Halamka observes how blockchain is ideally suited to addressing the challenge of decentralization of medical data. “Most healthcare data is centralized at the level of a corporation, healthcare facility or government registry” notes Halamka. “Blockchain is decentralized and therefore not impacted by the behavior of any one organization. In the future we might see blockchain as a component of a system in which patients serve as stewards of their own data, rather than relying on any central source”. Matthews concurs, “We haven’t been able to aggregate patient data in one place and secure it so that only the patient has control of it and can make decisions who they want to share it with”.
Matthews envisions a future where blockchain would play an integral role in healthcare improvement. He observes, “By using blockchain in combination with AI and machine learning, we should be able to discover potential solutions to health problems that are devastating to us today”. Matthews continues, “The dream of personalized medicine looked like an almost-insurmountable problem 10 years ago because of technical challenges in linking data types and using them to find patterns across massive amounts of data. Today, the dream is more threatened by the harm that personalized medicine could do if the data and insights it yields were improperly used”. He concludes, “Blockchain could be at the foundation of the solution, with the patient having ultimate control over their data and how it’s used”.
Halamka remains cautious however.

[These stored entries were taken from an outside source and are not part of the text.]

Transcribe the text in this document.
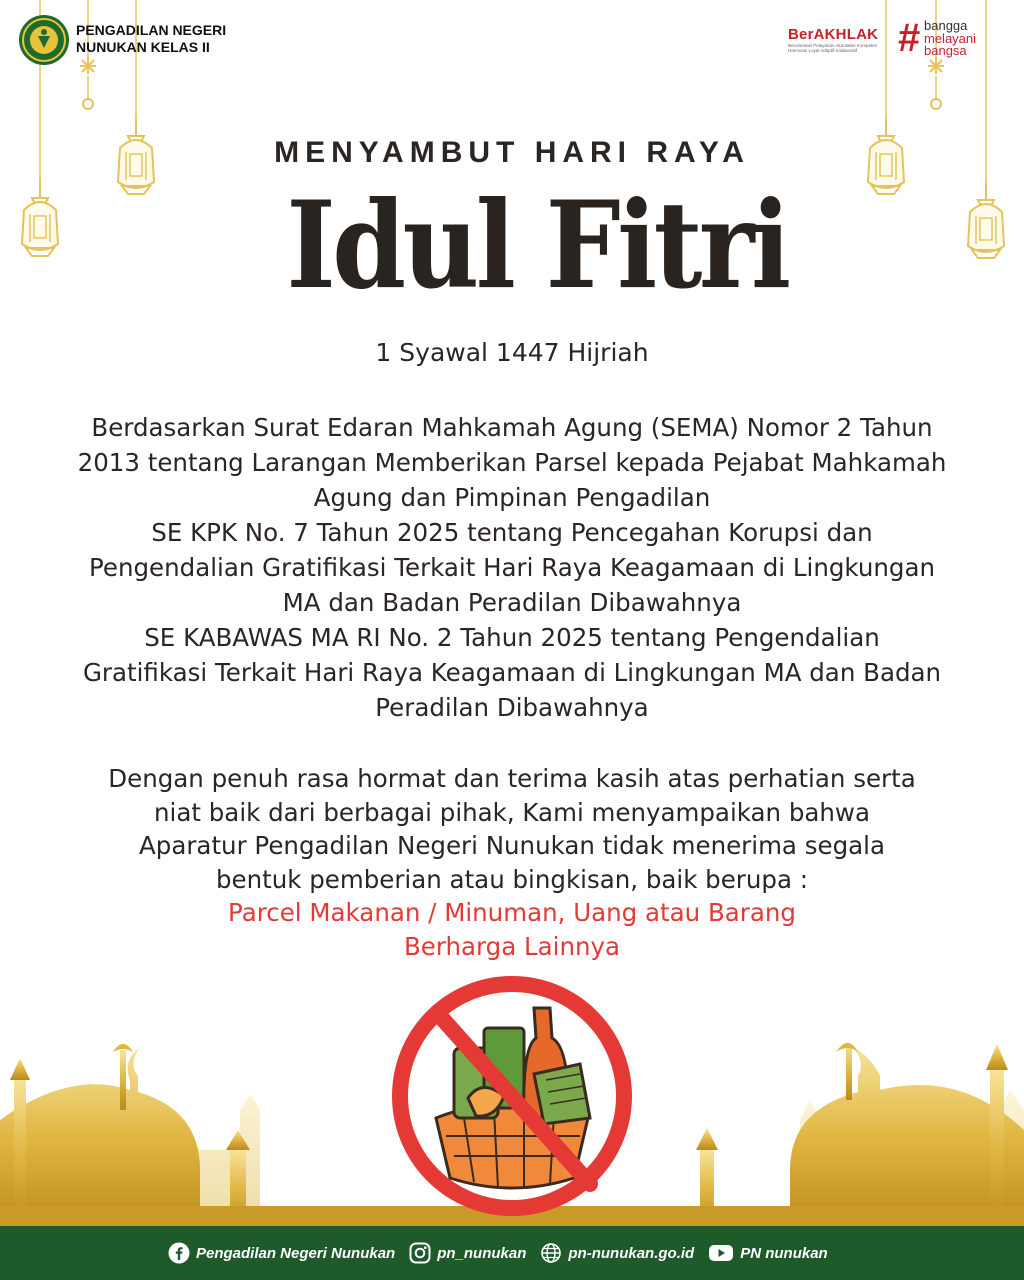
PENGADILAN NEGERI
NUNUKAN KELAS II
BerAKHLAK
Berorientasi Pelayanan Akuntabel Kompeten Harmonis Loyal Adaptif Kolaboratif	# bangga
melayani
bangsa
MENYAMBUT HARI RAYA
Idul Fitri
1 Syawal 1447 Hijriah

Berdasarkan Surat Edaran Mahkamah Agung (SEMA) Nomor 2 Tahun

2013 tentang Larangan Memberikan Parsel kepada Pejabat Mahkamah

Agung dan Pimpinan Pengadilan

SE KPK No. 7 Tahun 2025 tentang Pencegahan Korupsi dan

Pengendalian Gratifikasi Terkait Hari Raya Keagamaan di Lingkungan

MA dan Badan Peradilan Dibawahnya

SE KABAWAS MA RI No. 2 Tahun 2025 tentang Pengendalian

Gratifikasi Terkait Hari Raya Keagamaan di Lingkungan MA dan Badan

Peradilan Dibawahnya

Dengan penuh rasa hormat dan terima kasih atas perhatian serta

niat baik dari berbagai pihak, Kami menyampaikan bahwa

Aparatur Pengadilan Negeri Nunukan tidak menerima segala

bentuk pemberian atau bingkisan, baik berupa :

Parcel Makanan / Minuman, Uang atau Barang

Berharga Lainnya

Pengadilan Negeri Nunukan	pn_nunukan	pn-nunukan.go.id	PN nunukan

He notes that technical challenges pose obstacles to the adoption of blockchain initiatives in healthcare. “It’s slow, it’s awkward to use, the number of steps required to get and put data to blockchain are numerous and complex”. There is hope though. “There are emerging “blockchain-as-a-service” products that attempt to solve these problems, but they are very early” observes Halamka.
Matthews and Cenaj note that, in addition to these technical challenges, there are significant cultural obstacles that stand in the way of blockchain adoption as well. “Regulation, policy, and legacy practices hinder the US from assuming a leadership role. Shareholder value does not equal patient value. It may take 10-15 years unless policy changes are implemented rapidly”, comments Cenaj. Matthews remarks, “Until we have a policy change at the highest levels of government, I don’t think that blockchain will be more than a point-solution for data security. I am convinced however that when we do finally have clarity on who owns patient data, transformation in personalized medicine could happen fast”.

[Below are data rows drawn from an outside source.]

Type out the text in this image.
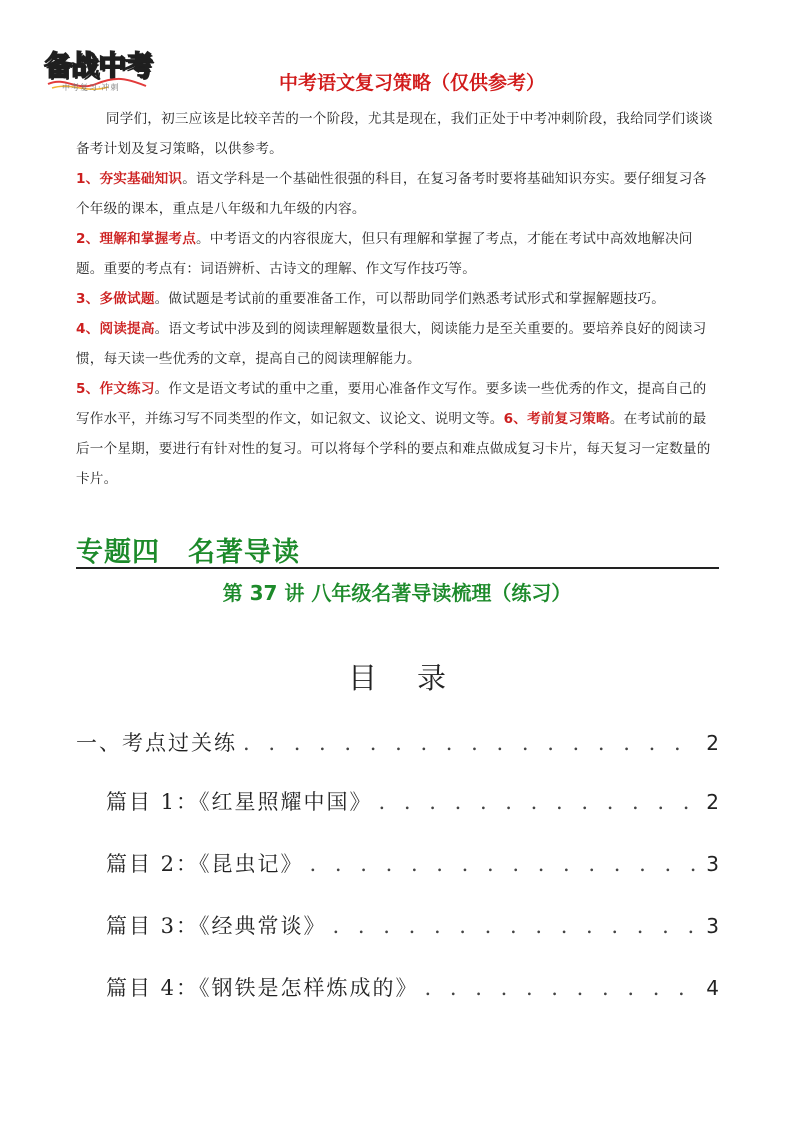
备战中考
中考复习·冲刺	中考语文复习策略（仅供参考）

同学们，初三应该是比较辛苦的一个阶段，尤其是现在，我们正处于中考冲刺阶段，我给同学们谈谈备考计划及复习策略，以供参考。

1、夯实基础知识。语文学科是一个基础性很强的科目，在复习备考时要将基础知识夯实。要仔细复习各个年级的课本，重点是八年级和九年级的内容。

2、理解和掌握考点。中考语文的内容很庞大，但只有理解和掌握了考点，才能在考试中高效地解决问题。重要的考点有：词语辨析、古诗文的理解、作文写作技巧等。

3、多做试题。做试题是考试前的重要准备工作，可以帮助同学们熟悉考试形式和掌握解题技巧。

4、阅读提高。语文考试中涉及到的阅读理解题数量很大，阅读能力是至关重要的。要培养良好的阅读习惯，每天读一些优秀的文章，提高自己的阅读理解能力。

5、作文练习。作文是语文考试的重中之重，要用心准备作文写作。要多读一些优秀的作文，提高自己的写作水平，并练习写不同类型的作文，如记叙文、议论文、说明文等。6、考前复习策略。在考试前的最后一个星期，要进行有针对性的复习。可以将每个学科的要点和难点做成复习卡片，每天复习一定数量的卡片。

专题四　名著导读
第 37 讲 八年级名著导读梳理（练习）
目录
一、考点过关练 . . .	2
篇目 1：《红星照耀中国》 . . .	2
篇目 2：《昆虫记》 . . .	3
篇目 3：《经典常谈》 . . .	3
篇目 4：《钢铁是怎样炼成的》 . . .	4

In spite of his pragmatism and caution, Halamka is optimistic about the future of blockchain in healthcare. “There are production applications in healthcare using blockchain now, and they will become more commonplace over the next year. Like any innovation, we’ll go through a hype phase, a disappointment phase and eventually achieve broad adoption. Expect three years before there is universal adoption of blockchain related products”. If Halamha is correct, we could see blockchain driving healthcare transformation sooner than expected.